How to make complex search queries

When making searches, you can specify multiple filters simultaneously. When you specify two or more filters, the effect is that you retrieve content that matches ALL types of filters. For example, if you specify a keyword and a category, then the resulting articles will be in the specified category AND mention the keyword.

Sometimes you however want to have an OR between different filters. Most common use case for this is that you want to search using some concepts and keywords and want to get results that mention any of those, for example:

keyword 1 OR keyword 2 OR concept 1

The only way to do this is to build the query using the advanced query language. The query that you will build in this case is in a form of a JSON object and the way how you will use it, depends on the language used.

If you're using Python, then you will use it by calling something like:

q = QueryArticlesIter.initWithComplexQuery("""
{ 
    "$query": { ... } 
}
""")

If instead you're using REST API, you can specify the complex query as:

{
    "query": { "$query": { ... } },
    "articlesPage": 1,
    "apiKey": "YOUR_API_KEY"
 }

How to build a complex query

If you look at the grammar of the complex query, you can see that each complex query has a "$query" part and potentially a "$filter" part.

The $query block

The $query part can have a nested list of conditions with filters that are also otherwise available - keywords, concepts, sources, etc. The new thing is that you can have these conditions grouped into Boolean AND and OR lists of blocks.

As an example, let's assume that we want to find news that mentions the concept Bitcoin or keywords Ethereum or Litecoin. The query in this case should look like this:

{
    "$query": {
        "$or": [
            {
                "conceptUri": "http://en.wikipedia.org/wiki/Bitcoin"
            },
            {
                "keyword": {
                    "$or": [
                        "Ethereum",
                        "Litecoin"
                    ]
                }
            }
        ]
    }
}
An example query where the results will contain articles about Bitcoin or Ethereum or Litecoin

As we can see, on the outer side we have an OR block that has two base queries in it - one with a concept and one with two keywords, where we have also specified an OR between them.
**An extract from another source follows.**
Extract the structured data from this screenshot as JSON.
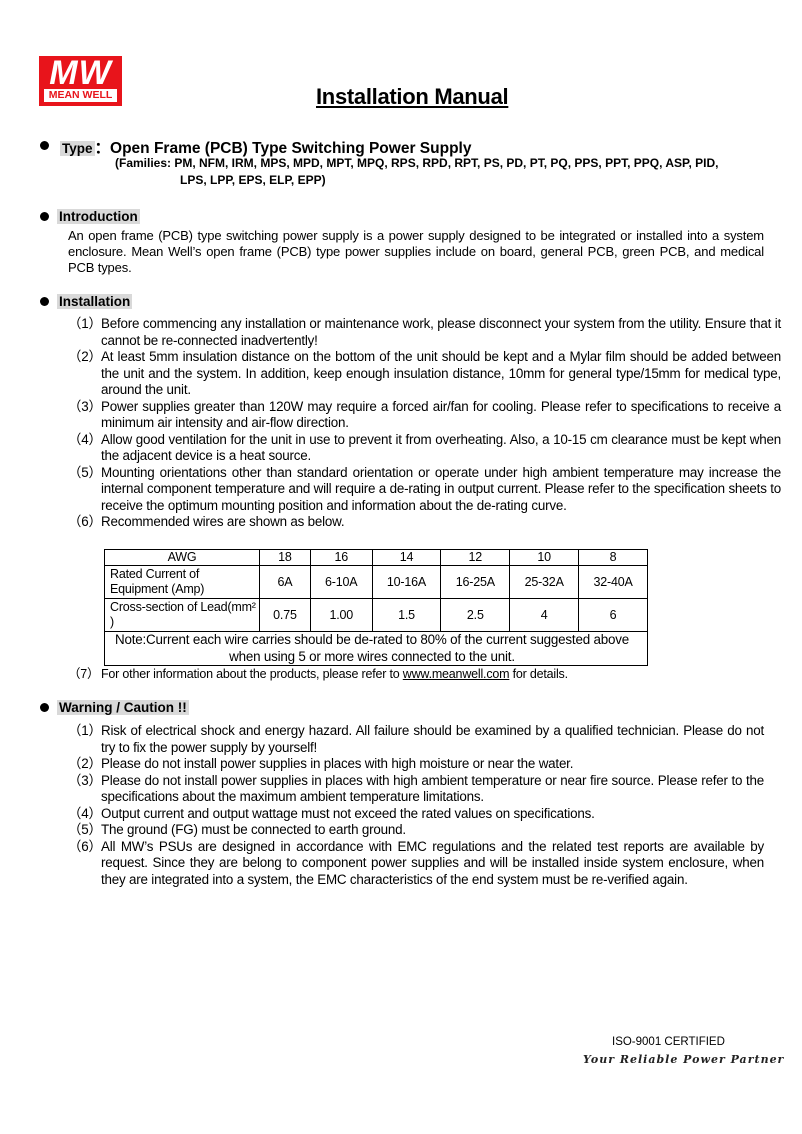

What if now, we wish to extend the query and limit the articles on to business related news which are about Bitcoin, Ethereum or Litecoin? In that case, we have to again extend the query and add an AND block like this:

{
    "$query": {
        "$and": [
            {
                "$or": [
                    {
                        "conceptUri": "http://en.wikipedia.org/wiki/Bitcoin"
                    },
                    {
                        "keyword": {
                            "$or": [
                                "Ethereum",
                                "Litecoin"
                            ]
                        }
                    }
                ]
            },
            {
                "categoryUri": "news/Business"
            }
        ]        
    }
}

As we have demonstrated you can easily nest queries in this way and create arbitrarily complex queries with several AND and OR groups of queries.

In the above example, we just had simple base queries - each just had either conceptUri, keyword or categoryUri condition in it. This of course doesn't have to be so - you can have several types of filters in each base query. In that case, there will be an AND considered between the individual types. For example, the query:

{
    "$query": {
        "conceptUri": "http://en.wikipedia.org/wiki/Bitcoin",
        "sourceUri": "coindesk.com"
    }
}
A query, where there is a Boolean AND between the two conditions

would return you the articles about Bitcoin, published by CoinDesk.

Additional part that we haven't mentioned yet is that you can also specify what you don't want to get in the results. The base query as well as the $and and $or blocks can also have an associated $not value, where you can specify conditions and the content matching these conditions will be excluded from the final results.

The $filter block

In addition to saying what content you want using the $query block, you can optionally also specify the $filter block, where you can specify what data types you want to search, what you want to do with duplicates, what is the sentiment that you want to limit the results to, etc.

If, for example, you'd like to skip articles that are duplicates (=copies of other articles, that were already previously published) and only retrieve articles with positive sentiment, then you can put the following $filter:

{
    "$query": { ... },
    "$filter": {
        "minSentiment": 0.35,
        "isDuplicate": "skipDuplicates"
    }
}
An example of a filter where we limit the results to articles with positive sentiment and skip the article duplicates

A note about using query parameter in REST calls

One thing you should note about using the "query" parameter in REST API calls. If you specify the "query" parameter, you should make sure that you don't also specify any search parameters or filters outside of the query. A REST call with parameters like:

{
    "keyword": "Bitcoin",
    "isDuplicateFilter": "skipDuplicates",
    "query": { "$query": { ... } },
    "apiKey": "YOUR_API_KEY"
 }

will be rejected as an invalid query as it provides search parameters directly as well as in the "query". This makes it impossible for us to understand which parameters are correct, which is why such a query cannot be processed.